[In the Pecos Country by Edward Sylvester Ellis]@TWC D-Link bookIn the Pecos Country CHAPTER VI 2/6
He never once thought of his own personal danger, in the intensity of his interest in what was going on before his eyes. The hunter had scarcely checked his mustang when the lad saw the Apaches appear upon a ridge some distance behind.
It was less than two miles away, and they all dashed over at the place where the _avant courier_ had come at his break-neck pace; and as soon as they were all over, and stretching away in the direction of the settlement, Fred had some chance of estimating their number. "There must be a thousand of them," he muttered, in a terrified voice. "They will murder us all--none can get away." His imagination, however, intensified matters.
The Apaches numbered several hundred, and, armed to the teeth as they were, brave, daring, and mounted upon the best of horses, they were as formidable a party as if they were composed of so many white desperadoes of the border. A month before they would have walked over this party of pioneers; but there is no teacher like experience, and in the long journey across the plains, marked by innumerable skirmishes with the red-skins, the settlers had acquired a coolness and steadiness under fire which was invaluable in such emergencies as this. But Simpson still maintained his position, glancing from the settlement below him to the approaching Apaches, with that quick, nervous motion which showed only too plainly that he felt a crisis was at hand, and he could delay only a few moments longer. It was a thrilling sight, the hurried preparations of the pioneers, and the swift approach of their assailants.

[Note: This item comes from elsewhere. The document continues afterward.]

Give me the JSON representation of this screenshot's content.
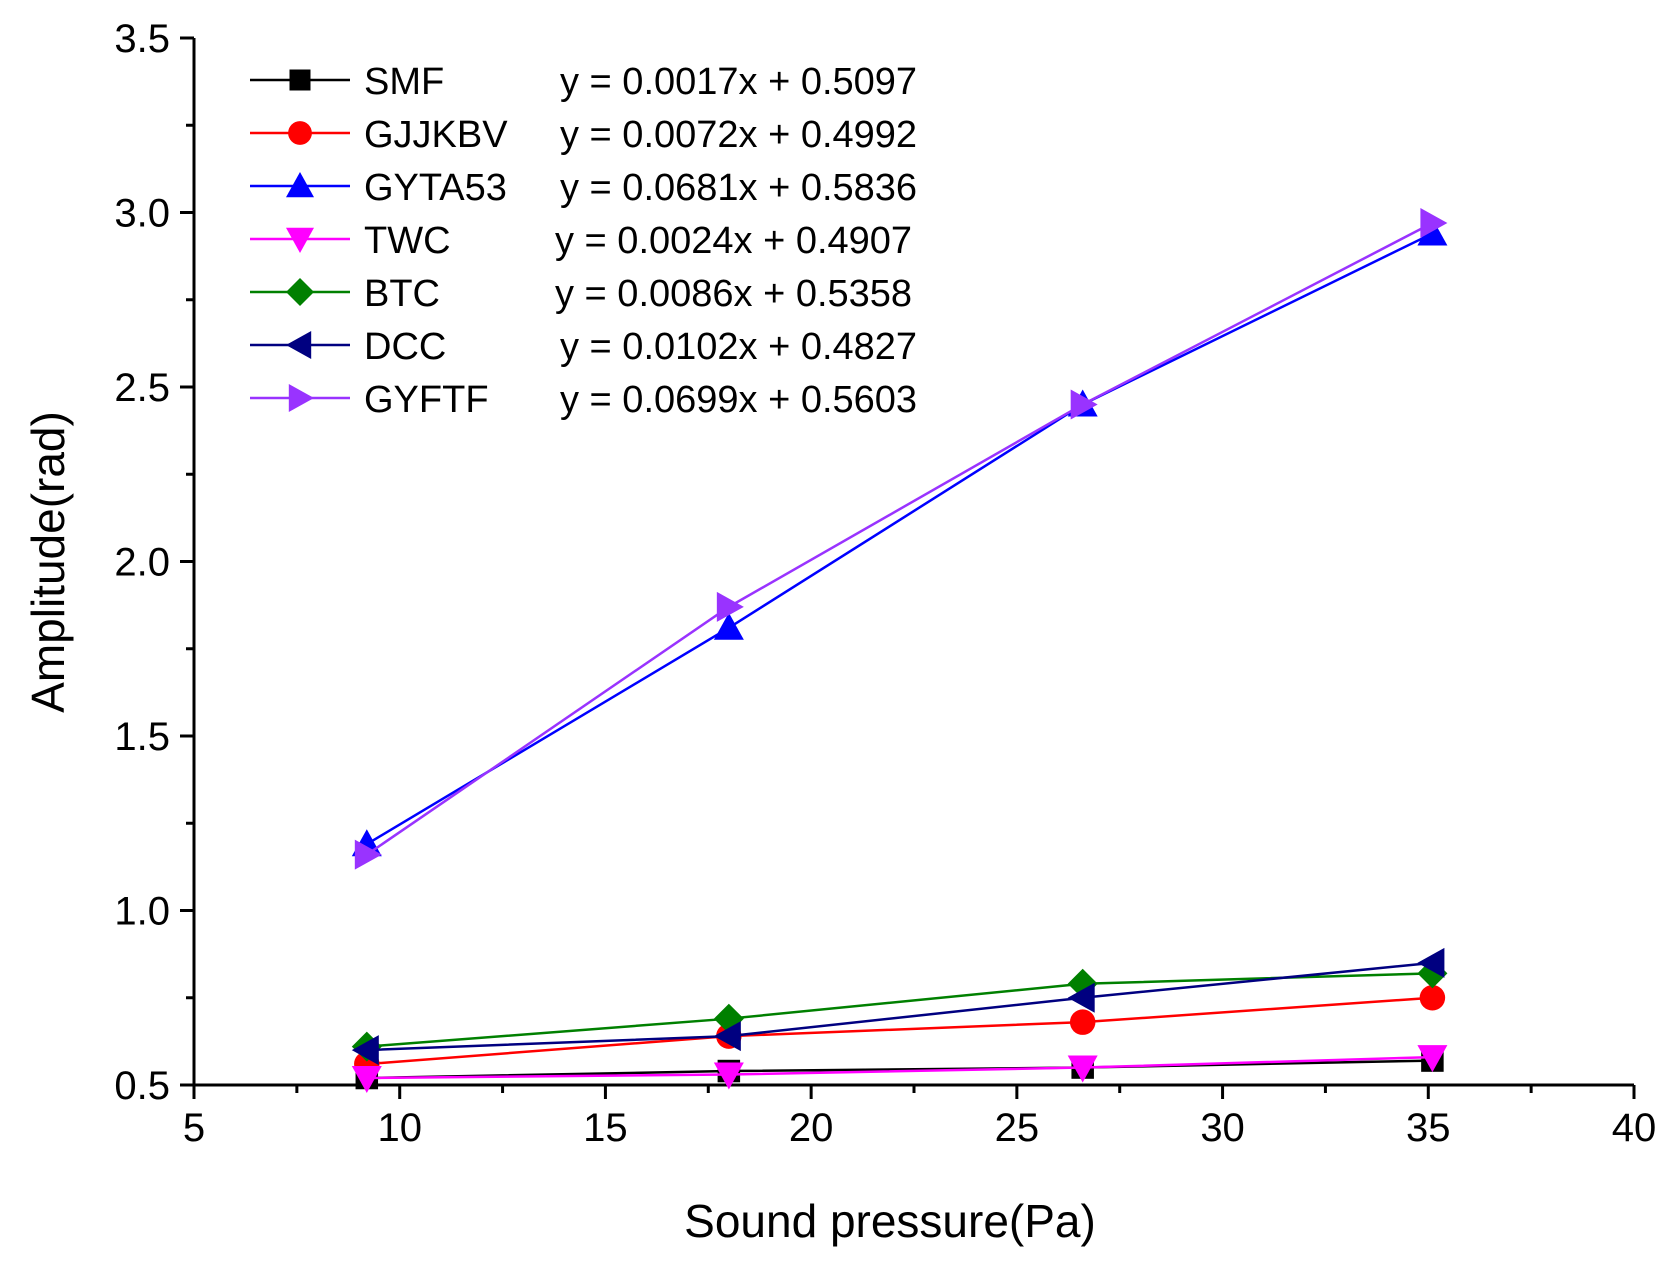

The latter came in no regular order, but swept along like so many Centaurs, at first well together, but, as they approached the valley, gradually separating and spreading out, like a slowly opening fan, until the crescent was several hundred yards in breadth, and it looked as if they intended to surround the settlement. Such being their apparent purpose, the hunter speedily saw that it would not do to stay another second.
He had come to warn the whites of their danger, and now that it had burst upon them, he emphasized his good intentions by dashing down the valley, and, leaping from the back of his mustang, took his place among a dozen defenders who were gathered in the building with the women and children. His horse was covered with foam and sweat, for his master had ridden like Paul Revere, and he needed the rest that was now given him.